Did Religion Destroy the Alexandria Library?



There's a new meme running around among Progressives and militant atheists that says, "Religion is responsible for burning the famous ancient library at Alexandria, Egypt."  The story goes on that Christians burned the library and that if they hadn't we'd be living on other planets and driving flying cars today. It's easy to say what would have been from the safety of a millennium and a half distance in time and easy to assign blame when you don't have to string up crime scene tape.

It's a lot of balderdash, besides, but why "waste a good lie" to paraphrase a former White House Aid - especially when you can use it to make your enemies look bad. 

The truth is rather different.  The Alexandria library actually suffered several fires during it's history. Julius Caesar more or less accidentally set fire to it in 48 BC during a battle for the city.

Roman Emperor Aurelian lit it up again around 270 AD during the sack of Alexandria during his war with Queen Zenobia. Troops got a bit enthusiastic and burned a goodly bit of it.

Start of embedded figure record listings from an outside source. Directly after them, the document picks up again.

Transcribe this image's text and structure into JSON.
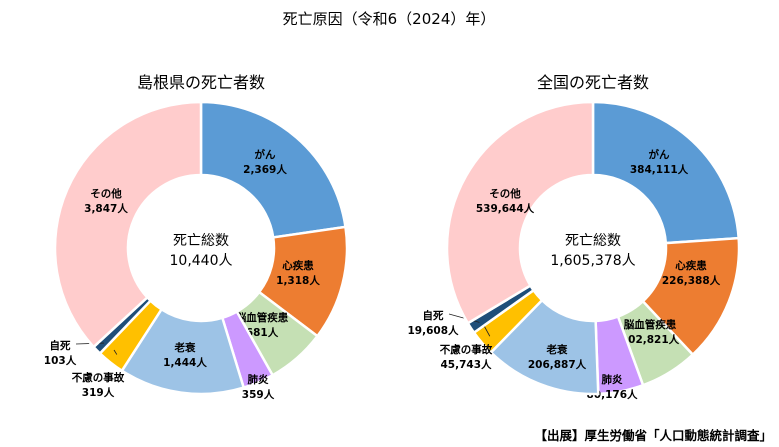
{
  "title": "死亡原因（令和6（2024）年）",
  "source": "【出展】厚生労働省「人口動態統計調査」",
  "center_label": "死亡総数",
  "chart_data": [
    {
      "type": "pie",
      "title": "島根県の死亡者数",
      "total_label": "10,440人",
      "categories": [
        "がん",
        "心疾患",
        "脳血管疾患",
        "肺炎",
        "老衰",
        "不慮の事故",
        "自死",
        "その他"
      ],
      "values": [
        2369,
        1318,
        681,
        359,
        1444,
        319,
        103,
        3847
      ],
      "value_labels": [
        "2,369人",
        "1,318人",
        "681人",
        "359人",
        "1,444人",
        "319人",
        "103人",
        "3,847人"
      ]
    },
    {
      "type": "pie",
      "title": "全国の死亡者数",
      "total_label": "1,605,378人",
      "categories": [
        "がん",
        "心疾患",
        "脳血管疾患",
        "肺炎",
        "老衰",
        "不慮の事故",
        "自死",
        "その他"
      ],
      "values": [
        384111,
        226388,
        102821,
        80176,
        206887,
        45743,
        19608,
        539644
      ],
      "value_labels": [
        "384,111人",
        "226,388人",
        "102,821人",
        "80,176人",
        "206,887人",
        "45,743人",
        "19,608人",
        "539,644人"
      ]
    }
  ],
  "colors": [
    "#5B9BD5",
    "#ED7D31",
    "#C5E0B4",
    "#CC99FF",
    "#9DC3E6",
    "#FFC000",
    "#1F4E79",
    "#FFCCCC"
  ]
}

The one ostensibly Christian foray into library burning was instigated under Coptic Bishop and later Pope Theophilus.  After a spate of pagan, Muslims and Jewish attacks on Christians and a couple of riots in which everyone participated, Theophilus ordered reprisals and then promptly died. Stories have it that he had the cheeky female chief librarian, Hypatia assassinated, but he was dead well before Hypatia's murder so is not likely the culprit. In all the kerfuffle the restored library was burned in 391. It was done mostly for political reasons, but why ruin a good anti-religion story.  The Bishop at the time apparently thought all that book-learning was making it difficult to subjugate the Egyptian pagans and Jews.  Typical government thinking.

The Muslims finished off what was left when they conquered Egypt in 642.  So the idea that Christians or even "religion" destroyed the library is absurd. Virtually every decision to torch the scrolls was a political one, even those made under the guise of religion. Keeping people ignorant is a technique most frequently used by governments to insure the peons are too stupid to make trouble.  Religious people tend to revere the written word.

The only written words revered by governments are found on the Tax Rolls.